Richard Lischer is professor of homiletics at Duke Divinity School. He is the author of The Preacher King: Martin Luther King Jr. and the Word that Moved America (Oxford University Press).
This article appeared in the Christian Century, February 3-10, l999. Copyright by the Christian Century Foundation and used by permission. Current articles and subscription information may be found at www.christiancentury.org. This text was prepared for Religion Online by John C. Purdy.
SUMMARY
The author discusses Lent as a journey of faith.
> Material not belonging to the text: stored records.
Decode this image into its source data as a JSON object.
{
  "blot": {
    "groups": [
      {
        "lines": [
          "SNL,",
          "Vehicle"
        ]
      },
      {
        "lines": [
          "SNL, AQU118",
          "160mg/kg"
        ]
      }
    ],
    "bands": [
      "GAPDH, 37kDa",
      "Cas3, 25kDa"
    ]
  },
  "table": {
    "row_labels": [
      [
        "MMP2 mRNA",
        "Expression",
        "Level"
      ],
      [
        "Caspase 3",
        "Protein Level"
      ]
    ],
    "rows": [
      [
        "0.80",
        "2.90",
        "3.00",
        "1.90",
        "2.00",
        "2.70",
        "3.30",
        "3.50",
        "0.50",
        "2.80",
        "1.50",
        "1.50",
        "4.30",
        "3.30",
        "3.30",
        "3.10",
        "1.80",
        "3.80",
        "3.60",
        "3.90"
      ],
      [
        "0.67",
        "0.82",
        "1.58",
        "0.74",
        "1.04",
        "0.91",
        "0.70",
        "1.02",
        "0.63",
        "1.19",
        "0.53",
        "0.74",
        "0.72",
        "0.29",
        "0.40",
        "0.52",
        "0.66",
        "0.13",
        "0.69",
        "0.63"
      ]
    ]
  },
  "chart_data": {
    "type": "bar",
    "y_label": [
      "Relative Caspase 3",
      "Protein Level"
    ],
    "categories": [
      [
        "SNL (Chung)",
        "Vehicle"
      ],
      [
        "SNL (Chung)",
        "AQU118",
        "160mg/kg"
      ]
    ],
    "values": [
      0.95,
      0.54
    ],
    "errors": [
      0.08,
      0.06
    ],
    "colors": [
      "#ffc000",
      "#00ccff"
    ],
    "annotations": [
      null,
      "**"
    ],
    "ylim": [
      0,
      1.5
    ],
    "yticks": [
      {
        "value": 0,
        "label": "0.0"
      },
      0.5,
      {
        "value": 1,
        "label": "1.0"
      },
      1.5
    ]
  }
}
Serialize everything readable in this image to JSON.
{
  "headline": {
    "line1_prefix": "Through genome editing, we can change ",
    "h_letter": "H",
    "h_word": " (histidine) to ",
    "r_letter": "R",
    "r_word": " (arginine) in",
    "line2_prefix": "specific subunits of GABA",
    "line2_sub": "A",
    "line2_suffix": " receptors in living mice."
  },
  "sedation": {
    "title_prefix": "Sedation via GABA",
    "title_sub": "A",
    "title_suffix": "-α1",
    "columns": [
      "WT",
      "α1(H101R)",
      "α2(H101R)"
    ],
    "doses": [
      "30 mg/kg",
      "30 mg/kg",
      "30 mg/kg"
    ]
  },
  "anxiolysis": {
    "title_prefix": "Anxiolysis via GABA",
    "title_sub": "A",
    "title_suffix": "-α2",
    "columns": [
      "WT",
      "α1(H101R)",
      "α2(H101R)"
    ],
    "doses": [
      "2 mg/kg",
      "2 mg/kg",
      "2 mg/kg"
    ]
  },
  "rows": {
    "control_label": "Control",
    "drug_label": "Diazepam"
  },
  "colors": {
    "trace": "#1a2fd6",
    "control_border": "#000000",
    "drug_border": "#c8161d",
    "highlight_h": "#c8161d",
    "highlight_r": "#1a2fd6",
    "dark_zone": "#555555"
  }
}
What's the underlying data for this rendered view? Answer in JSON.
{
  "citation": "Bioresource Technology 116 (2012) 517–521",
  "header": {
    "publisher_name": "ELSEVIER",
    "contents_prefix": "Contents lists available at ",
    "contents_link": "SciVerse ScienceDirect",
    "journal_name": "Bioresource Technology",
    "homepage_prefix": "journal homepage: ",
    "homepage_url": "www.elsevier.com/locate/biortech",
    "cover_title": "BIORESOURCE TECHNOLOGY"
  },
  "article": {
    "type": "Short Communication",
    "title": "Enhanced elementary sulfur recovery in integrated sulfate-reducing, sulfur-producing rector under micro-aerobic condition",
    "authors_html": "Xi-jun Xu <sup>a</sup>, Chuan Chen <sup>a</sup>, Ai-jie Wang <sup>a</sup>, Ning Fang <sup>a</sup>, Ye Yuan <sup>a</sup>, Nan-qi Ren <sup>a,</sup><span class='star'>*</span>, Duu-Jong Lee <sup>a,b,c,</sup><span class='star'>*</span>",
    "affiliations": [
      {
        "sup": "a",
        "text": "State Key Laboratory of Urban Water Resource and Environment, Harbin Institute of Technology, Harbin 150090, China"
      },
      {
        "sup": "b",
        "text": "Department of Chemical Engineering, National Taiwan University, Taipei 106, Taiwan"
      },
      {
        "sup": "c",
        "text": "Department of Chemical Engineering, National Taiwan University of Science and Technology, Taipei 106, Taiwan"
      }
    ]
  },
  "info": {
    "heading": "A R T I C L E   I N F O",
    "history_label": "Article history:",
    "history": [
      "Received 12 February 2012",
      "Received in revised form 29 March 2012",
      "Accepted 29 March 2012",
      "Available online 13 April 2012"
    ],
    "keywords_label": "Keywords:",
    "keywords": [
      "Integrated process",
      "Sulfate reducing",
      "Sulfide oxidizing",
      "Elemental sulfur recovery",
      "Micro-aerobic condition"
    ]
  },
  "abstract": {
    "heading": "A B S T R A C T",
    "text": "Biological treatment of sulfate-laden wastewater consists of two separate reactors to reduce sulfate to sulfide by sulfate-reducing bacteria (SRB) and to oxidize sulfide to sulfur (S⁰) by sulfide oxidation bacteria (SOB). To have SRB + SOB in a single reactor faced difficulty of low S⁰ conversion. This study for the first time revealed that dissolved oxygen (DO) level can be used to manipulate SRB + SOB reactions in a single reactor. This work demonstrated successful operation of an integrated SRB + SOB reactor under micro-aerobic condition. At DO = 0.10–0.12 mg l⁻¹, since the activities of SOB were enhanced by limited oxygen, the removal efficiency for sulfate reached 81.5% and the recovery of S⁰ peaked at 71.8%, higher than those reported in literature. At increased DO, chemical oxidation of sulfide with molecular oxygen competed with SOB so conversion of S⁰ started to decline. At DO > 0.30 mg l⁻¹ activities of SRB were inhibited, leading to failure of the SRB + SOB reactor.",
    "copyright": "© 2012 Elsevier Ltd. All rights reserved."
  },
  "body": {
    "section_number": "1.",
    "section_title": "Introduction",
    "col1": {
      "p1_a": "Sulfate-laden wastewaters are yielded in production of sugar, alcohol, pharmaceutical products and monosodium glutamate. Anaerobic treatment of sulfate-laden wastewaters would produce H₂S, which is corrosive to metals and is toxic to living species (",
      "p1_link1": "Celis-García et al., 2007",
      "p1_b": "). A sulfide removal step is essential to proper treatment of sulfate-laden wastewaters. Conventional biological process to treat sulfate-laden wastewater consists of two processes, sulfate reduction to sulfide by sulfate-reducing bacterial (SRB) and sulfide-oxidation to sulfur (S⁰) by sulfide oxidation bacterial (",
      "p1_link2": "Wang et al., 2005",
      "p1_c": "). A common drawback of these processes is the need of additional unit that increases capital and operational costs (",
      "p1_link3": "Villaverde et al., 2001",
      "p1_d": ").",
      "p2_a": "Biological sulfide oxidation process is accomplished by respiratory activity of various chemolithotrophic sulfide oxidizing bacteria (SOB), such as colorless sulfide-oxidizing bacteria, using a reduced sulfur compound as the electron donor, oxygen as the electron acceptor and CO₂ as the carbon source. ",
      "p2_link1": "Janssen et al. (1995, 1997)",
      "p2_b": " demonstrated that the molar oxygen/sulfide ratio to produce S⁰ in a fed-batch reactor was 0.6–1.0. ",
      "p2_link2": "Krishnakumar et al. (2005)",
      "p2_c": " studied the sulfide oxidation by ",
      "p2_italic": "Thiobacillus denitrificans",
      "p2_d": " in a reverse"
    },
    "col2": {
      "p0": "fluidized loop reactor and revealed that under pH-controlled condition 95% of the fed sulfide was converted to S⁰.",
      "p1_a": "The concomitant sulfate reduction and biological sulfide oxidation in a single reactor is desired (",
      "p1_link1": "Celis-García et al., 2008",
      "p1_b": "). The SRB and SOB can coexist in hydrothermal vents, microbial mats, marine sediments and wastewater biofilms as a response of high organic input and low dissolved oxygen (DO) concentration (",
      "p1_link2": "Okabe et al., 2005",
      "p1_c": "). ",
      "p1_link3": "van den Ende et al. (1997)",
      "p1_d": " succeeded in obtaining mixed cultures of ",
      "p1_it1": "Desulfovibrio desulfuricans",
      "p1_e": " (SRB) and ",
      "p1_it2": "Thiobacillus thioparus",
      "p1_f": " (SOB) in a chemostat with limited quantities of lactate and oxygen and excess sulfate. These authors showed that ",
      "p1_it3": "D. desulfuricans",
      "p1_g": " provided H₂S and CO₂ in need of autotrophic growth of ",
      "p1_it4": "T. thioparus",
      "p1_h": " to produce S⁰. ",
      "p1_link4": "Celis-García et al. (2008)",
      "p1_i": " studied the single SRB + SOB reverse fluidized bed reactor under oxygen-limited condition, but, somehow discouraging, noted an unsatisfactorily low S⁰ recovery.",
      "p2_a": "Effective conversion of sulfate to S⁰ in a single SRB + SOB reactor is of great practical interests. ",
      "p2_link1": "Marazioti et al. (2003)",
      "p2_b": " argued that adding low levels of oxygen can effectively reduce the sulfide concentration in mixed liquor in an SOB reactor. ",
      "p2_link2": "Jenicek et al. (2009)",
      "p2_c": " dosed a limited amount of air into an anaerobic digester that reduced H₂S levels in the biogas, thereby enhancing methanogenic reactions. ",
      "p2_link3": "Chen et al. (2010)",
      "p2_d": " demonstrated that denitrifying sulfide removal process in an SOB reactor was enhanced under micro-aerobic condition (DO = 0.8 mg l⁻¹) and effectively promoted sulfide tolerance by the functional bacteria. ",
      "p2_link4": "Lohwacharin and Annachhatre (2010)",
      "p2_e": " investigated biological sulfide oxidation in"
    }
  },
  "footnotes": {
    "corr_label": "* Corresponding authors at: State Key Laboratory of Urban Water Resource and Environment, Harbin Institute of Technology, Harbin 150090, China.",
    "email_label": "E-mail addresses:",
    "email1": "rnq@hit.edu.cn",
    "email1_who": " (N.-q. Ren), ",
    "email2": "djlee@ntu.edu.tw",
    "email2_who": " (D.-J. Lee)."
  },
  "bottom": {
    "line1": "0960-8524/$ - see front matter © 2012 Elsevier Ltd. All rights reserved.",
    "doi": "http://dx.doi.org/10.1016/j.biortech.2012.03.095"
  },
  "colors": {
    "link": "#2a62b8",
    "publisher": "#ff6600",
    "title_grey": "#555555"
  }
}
In l932 my father met my mother by means of one of the great pick-up lines of their era. After a "young people's" social at their Lutheran church, he followed her along the park on the near north side of St. Louis to the streetcar stop. When he caught up to her, he said with the savoir faire of a Lutheran Cary Grant, "Say, do you go to movies during Lent?"
I suppose you could say, "Thank God, even 67 years ago the church's regulations did not prevent an independent-minded woman with bobbed hair from saying yes to an interesting young man in a green fedora." But that's not my point. His question was more interesting than that. It presupposes a church whose practices set certain conditions on its members' daily existence. Lent was a holy time of prayer, self-discipline and extra churchgoing. When you skipped a meal or altered your social routine, you were trying to remember, if not always successfully, Jesus' sacrificial life and death. The church still recognized the incongruity between focusing on the crucified Christ on Sundays and dissipating your wits in movie theaters and speakeasies during the rest of the week. How quaint.
We do not want to reinhabit a culture that is no longer ours, but, if the 40-day period we are entering still shapes believers in the way of the cross and prepares them for the Lord's resurrection, we do need Lent. We need the sense of its holiness. We could use a little of its incongruity.
Every year we enter Lent as on a journey that begins with Jesus' own sojourn in the wilderness. Neither the journey nor the wilderness comes naturally anymore to Americans, who long ago completed their journey and tamed their wilderness. To be sure, we are a highly mobile people, but we don't seem to be going anyplace special. We move from town to town, job to job and marriage to marriage, but the telos of our wanderings and the satisfaction of our longings remain elusive.
Where are we headed? In my first parish, I ministered in a small rural community 50 miles from St. Louis. Most of my members rarely traveled so far as St. Louis, and their lives did not reflect the frenetic shifts so characteristic of American culture. In my three years in that parish, I never met anyone who was going someplace as the world measures mobility or advancement, but the entire congregation was rife with a sense of journey, and most accounted their life a great adventure. A woman named Annie was dying in the bedroom in which she was born, almost within view of the church cemetery where she would be buried. She had farmed her land, raised her kids and served her church. She had fought the good fight. What a ride! she seemed to say to me. All the way from baptism in Emmaus Lutheran Church to burial in Emmaus Cemetery. What a journey my life has been!
This is the journey that counts. It is this journey we make every Lent.
In the Lenten Gospel readings the church will make its progress by means of a series of dialogues -- on temptation (with the devil), on perplexity (Nicodemus), on longing for what is real (the Samaritan woman), and on the true identity of Jesus (the man formerly blind). We shall conc1ude with a couple of conversations about death and resurrection held in Jewish cemeteries. Along the way we will discover that the journey does not follow the familiar route from a lower-paying to a higher-paying job, from illness to health, or from misery to happiness. The Temptation, in particular, will renarrate Israel's experience as a pattern of the church's struggle in an alien environment called the wilderness.
Israel passed through the waters and wandered for 40 years in the wilderness, which turned out to be a place of apostasy. It was in the wilderness that Israel learned to ask, "Is the Lord among us or not?"
In due course, another son of God passed through the waters of baptism. Jesus endured 40 days of testing in which Satan offered him the perennial alternatives to faithful Christian identity. The Messiah's only appeal against the needs of the body, the desire to avoid suffering, and the allure of political power was to the word of God. Where we failed and continue to fail, he succeeded. Where we try to have it both ways, he chose the single path. Now, baptized in his name, we walk in his shadow and fight all our battles in him.
It may seem quaint to us that some Christians still think they must renounce certain pleasures during Lent. But that is the way Jesus began his pilgrimage. Before he could be the true Messiah, he had to discover the sort of messiah he would not be. In affirming God, he first rejected the blandishments and lies of the wilderness, just as in the baptismal liturgy the candidate says yes to God by first saying no to Satan, the evil powers of this world, and all sinful desires. At baptism the whole church thunders as one, "I renounce them."
Flannery O'Connor has a story about a little girl who loves to visit the convent and the sisters. But every time the nun gives her a hug, the crucifix on Sister's belt gets mashed into the child's face. The gesture of love always leaves a mark.
On our journey toward the resurrection, we discover our true identity or, better, it is imprinted upon us. For many it is a fearful experience of testing, but one that is moderated by a special grace: we make this journey together, with the whole Christian church on earth, and we follow the One who has already completed the course.